Apple’s new $39 “Digital AV Adapter” provides HDMI out for the iPad 2. It defaults to mirroring, and works great, including support for device rotation. In apps that already support video out, such as Keynote and some video playing apps, it’s like having a second display. This latter feature works on the old iPad and on iPhones, too. Display mirroring over HDMI, however, is an iPad 2 specific feature.

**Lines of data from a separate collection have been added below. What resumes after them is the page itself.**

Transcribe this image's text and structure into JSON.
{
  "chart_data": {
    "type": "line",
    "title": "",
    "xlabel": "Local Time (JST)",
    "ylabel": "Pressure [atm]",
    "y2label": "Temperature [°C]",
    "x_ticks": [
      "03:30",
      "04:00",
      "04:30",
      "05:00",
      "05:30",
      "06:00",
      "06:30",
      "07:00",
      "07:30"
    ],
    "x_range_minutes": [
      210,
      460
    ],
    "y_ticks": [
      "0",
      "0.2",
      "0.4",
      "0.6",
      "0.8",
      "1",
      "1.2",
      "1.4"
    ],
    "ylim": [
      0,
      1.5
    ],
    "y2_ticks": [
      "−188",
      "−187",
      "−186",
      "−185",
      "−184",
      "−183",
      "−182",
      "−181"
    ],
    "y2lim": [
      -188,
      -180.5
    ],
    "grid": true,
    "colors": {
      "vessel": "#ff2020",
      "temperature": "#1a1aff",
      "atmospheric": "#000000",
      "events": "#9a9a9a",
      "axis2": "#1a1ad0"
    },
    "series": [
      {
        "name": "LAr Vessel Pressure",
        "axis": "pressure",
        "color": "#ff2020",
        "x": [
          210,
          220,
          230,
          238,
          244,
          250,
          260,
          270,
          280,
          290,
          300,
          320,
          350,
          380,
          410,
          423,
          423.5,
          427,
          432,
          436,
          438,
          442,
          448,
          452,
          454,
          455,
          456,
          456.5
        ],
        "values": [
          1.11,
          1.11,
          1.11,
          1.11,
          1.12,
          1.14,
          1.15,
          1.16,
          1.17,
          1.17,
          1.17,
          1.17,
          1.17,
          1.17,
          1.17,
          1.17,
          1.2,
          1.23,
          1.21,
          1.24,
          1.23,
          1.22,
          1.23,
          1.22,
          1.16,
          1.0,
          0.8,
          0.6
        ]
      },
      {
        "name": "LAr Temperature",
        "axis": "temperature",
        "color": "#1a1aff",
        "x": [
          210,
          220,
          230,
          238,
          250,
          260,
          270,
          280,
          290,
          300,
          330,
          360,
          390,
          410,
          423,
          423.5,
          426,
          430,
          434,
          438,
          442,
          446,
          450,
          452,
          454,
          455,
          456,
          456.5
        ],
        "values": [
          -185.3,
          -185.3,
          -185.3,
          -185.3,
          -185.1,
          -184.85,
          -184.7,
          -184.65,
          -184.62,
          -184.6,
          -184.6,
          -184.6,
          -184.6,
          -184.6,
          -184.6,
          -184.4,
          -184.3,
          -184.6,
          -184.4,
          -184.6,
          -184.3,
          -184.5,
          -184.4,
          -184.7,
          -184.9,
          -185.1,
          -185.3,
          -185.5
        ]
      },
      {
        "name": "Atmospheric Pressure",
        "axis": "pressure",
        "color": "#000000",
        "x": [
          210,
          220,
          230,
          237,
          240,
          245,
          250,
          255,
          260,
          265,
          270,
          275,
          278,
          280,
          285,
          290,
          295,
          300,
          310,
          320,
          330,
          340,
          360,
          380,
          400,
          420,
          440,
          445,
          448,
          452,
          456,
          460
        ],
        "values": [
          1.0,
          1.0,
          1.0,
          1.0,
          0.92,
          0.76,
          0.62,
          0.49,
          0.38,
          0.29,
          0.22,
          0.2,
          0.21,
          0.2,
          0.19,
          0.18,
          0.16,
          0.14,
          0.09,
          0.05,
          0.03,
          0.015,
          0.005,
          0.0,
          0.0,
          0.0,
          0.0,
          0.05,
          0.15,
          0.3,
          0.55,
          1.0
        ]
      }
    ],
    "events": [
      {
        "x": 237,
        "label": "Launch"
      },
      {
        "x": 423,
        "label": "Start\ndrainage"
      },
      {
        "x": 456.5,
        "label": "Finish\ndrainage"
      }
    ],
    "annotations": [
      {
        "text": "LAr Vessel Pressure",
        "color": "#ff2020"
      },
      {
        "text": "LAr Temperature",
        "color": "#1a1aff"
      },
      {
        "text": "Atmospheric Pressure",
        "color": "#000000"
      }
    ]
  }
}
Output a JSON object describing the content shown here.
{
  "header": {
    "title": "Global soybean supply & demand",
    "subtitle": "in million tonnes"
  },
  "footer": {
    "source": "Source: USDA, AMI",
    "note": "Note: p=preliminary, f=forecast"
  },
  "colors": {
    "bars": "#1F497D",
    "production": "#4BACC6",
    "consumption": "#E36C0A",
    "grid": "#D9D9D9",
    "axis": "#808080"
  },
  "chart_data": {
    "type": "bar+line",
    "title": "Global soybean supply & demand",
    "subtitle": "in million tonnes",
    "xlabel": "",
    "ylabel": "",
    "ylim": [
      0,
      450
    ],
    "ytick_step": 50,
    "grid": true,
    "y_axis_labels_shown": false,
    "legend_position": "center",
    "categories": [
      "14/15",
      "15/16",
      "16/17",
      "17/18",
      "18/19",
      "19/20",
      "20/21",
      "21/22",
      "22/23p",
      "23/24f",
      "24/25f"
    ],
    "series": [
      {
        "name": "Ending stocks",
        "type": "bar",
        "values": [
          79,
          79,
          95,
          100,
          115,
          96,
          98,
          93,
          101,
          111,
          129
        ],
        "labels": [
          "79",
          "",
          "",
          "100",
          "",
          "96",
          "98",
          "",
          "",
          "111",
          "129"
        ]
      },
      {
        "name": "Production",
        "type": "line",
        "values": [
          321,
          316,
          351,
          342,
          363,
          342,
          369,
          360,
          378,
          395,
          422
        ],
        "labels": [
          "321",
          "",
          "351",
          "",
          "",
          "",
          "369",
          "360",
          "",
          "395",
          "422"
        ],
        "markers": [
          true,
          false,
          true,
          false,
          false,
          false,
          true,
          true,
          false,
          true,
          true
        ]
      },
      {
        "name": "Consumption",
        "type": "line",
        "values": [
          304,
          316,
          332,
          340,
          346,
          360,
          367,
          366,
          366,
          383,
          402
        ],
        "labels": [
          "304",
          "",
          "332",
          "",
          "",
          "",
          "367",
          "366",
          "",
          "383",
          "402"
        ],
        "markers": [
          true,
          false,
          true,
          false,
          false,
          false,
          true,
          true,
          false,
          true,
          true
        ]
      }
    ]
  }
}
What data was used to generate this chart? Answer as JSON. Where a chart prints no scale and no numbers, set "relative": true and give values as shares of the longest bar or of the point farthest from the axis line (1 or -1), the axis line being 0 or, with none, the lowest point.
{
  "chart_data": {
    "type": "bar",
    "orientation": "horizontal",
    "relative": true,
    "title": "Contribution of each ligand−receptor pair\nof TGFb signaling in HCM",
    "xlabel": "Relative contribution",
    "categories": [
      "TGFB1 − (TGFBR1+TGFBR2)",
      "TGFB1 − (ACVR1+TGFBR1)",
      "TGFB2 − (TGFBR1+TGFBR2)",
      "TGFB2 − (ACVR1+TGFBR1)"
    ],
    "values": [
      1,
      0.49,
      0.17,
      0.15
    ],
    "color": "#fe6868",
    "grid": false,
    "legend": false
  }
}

As far as I can tell, the iPad 2 gets identical battery life to the iPad 1. I played three movies, back to back to back, on an iPad 1 and iPad 2: Casino Royale (HD), The Fantastic Mr. Fox (SD), and the 1980 theatrical cut of The Empire Strikes Back (SD). Both iPads were set at 50 percent brightness (the factory default setting), and I kept the iPads in airplane mode for these tests. Both iPads dropped the same amount of battery life percentage for each movie: 12, 11, and 15 percent, respectively.1
These numbers are rather amazing, looking back at the pre-iPad era. I recall many times over the past decade when it seemed as though my MacBook (or, depending on the year, PowerBook) was in a race against time to finish a single DVD before the battery ran out during a long flight. Now, you can watch three full-length movies on an iPad and still have 60 percent battery life remaining on the device. It’s a portable computer you don’t have to worry about.
My assumption last year was that behind the iPad’s display, there wasn’t much inside other than a big battery. I guess not, given how much volume Apple has removed from the iPad 2 while maintaining the same excellent battery life.
Here’s another snippet from that Macworld column I wrote a year ago:
That brings us to the iPad. Initial reaction to it has been polarized, as is so often the case with Apple products. Some say it’s a big iPod Touch. Others say it’s the beginning of a revolution in personal computing. As a pundit, I’m supposed to explain how the truth lies somewhere between these two extremes. But I can’t. The iPad really is The Big One: Apple’s reconception of personal computing.
Everyone now seems to agree this is a new product category, and most of Apple’s rivals — from computer makers to phone makers — want in on it.
The iPad 2 is a solid second-generation iteration. Easier and more comfortable to hold, noticeably faster, equippable with foldable covers that are both literally and figuratively magnetic. Like last year’s iPhone 4, it seems like technology from the near future.